Yovanovitch is currently being interviewed by House investigators behind closed doors as part of Democrats’ impeachment inquiry. She was removed by President Trump after months of prodding by his personal attorney Rudy Giuliani, who claimed that she was disloyal to Trump and that she was blocking the opening of a Ukraine probe into the Bidens.
In the statement, the ousted ambassador told the House that the State Department faces the prospect of being “irreparably” harmed under the current administration.
Yovanovitch’s prepared statement said that she was suddenly recalled from Kyiv at the end of April 2019, told to return to Washington “on the next plane.”
Upon her arrival in the United States, Deputy Secretary of State John Sullivan told Yovanovitch that she was the victim of a “concerted campaign” and that the State Department “had been under pressure” from Trump to remove her since summer 2018, according to the statement.
“Although I understand that I served at the pleasure of the President, I was nevertheless incredulous that the U.S. government chose to remove an Ambassador based, as best as I can tell, on unfounded and false claims by people with clearly questionable motives,” Yovanovitch wrote.

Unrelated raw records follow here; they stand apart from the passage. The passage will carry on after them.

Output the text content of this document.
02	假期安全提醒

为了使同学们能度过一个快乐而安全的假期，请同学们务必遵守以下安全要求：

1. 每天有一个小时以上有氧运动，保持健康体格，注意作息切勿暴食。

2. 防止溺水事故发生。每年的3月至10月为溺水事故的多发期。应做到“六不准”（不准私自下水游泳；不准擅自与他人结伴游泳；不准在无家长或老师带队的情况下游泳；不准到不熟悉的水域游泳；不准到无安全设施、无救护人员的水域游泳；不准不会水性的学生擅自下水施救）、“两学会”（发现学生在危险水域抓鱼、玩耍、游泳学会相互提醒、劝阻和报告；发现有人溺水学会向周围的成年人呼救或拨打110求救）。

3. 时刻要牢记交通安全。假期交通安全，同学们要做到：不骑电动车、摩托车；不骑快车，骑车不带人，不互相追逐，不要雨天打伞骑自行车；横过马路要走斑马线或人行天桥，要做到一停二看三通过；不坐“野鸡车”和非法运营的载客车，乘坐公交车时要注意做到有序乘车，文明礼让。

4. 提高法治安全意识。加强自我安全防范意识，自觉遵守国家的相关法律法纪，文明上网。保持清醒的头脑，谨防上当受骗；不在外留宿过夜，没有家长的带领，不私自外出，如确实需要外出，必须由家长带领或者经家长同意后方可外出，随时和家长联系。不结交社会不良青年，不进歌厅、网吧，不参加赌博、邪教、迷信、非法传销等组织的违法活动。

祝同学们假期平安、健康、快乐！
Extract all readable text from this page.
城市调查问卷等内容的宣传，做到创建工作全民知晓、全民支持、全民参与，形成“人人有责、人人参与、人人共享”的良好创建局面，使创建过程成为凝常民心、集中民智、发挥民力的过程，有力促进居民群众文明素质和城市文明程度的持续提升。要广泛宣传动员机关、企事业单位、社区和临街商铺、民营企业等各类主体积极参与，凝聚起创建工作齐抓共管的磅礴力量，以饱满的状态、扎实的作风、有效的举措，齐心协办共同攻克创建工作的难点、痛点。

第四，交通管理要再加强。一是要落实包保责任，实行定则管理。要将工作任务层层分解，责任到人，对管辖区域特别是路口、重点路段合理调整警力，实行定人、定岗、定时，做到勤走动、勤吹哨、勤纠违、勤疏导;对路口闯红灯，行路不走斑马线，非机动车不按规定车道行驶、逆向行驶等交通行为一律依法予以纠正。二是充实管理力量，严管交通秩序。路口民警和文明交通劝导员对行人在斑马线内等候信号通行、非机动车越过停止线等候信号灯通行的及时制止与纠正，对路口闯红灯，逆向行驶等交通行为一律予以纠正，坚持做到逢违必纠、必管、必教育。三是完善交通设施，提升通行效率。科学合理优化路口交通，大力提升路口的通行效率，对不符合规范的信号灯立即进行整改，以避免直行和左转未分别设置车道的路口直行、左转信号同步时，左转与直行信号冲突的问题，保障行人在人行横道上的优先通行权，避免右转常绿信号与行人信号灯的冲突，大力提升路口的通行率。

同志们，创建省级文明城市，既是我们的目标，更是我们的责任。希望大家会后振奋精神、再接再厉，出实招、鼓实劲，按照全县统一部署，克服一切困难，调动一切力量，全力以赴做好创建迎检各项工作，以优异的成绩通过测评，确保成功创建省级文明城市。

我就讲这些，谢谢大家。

The ousted ambassador described herself as targeted by unnamed associates of Rudy Giuliani’s who apparently “believed that their personal financial ambitions were stymied by our anti-corruption policy in Ukraine.”
Hours into her interview, House Democrats announced that they had subpoenaed her that morning.. Some lawmakers heading into the interview Friday suggested they weren’t even sure that she was going to show up.
Though Yovanovitch did not refer to any associates of Giuliani’s by name, Lev Parnas and Igor Fruman reportedly lobbied to change the management of a state-owned Ukrainian oil and gas company, part of a drive they were undertaking to engage in potentially lucrative energy deals with the Eastern European nation.
In the statement, Yovanovitch categorically denied a series of accusations that originated with the former general prosecutor of Ukraine Yuriy Lutsenko — an official who faced sharp criticism from Yovanovitch for his failure to fight corruption.
Lutsenko alleged — via The Hill opinion contributor John Solomon — that Yovanovitch had given him a “do not prosecute list.” He also claimed that an investigation needed to be conducted into former vice president Joe Biden’s activities in Ukraine with respect to his son Hunter’s position on the board of a Ukrainian gas company.
Yovanovitch added that she had not been involved in discussions surrounding the Trump administration’s decision to withhold military aid to Kyiv. That, she noted, came after her departure.
“I must share the deep disappointment and dismay I have felt as these events have unfolded,” she wrote.
“Today, we see the State Department attacked and hollowed out from within,” she added. “State Department leadership, with Congress, needs to take action now to defend this great institution, and its thousands of loyal and effective employees.”
Yovanovitch went on to say that, under her tenure, the US Embassy in Kyiv put forth efforts that were “intended, and evidently succeeded, in thwarting corrupt interests in Ukraine, who fought back by selling baseless conspiracy theories to anyone who would listen.”
“Sadly, someone was listening, and our nation is the worse off for that,” she concluded.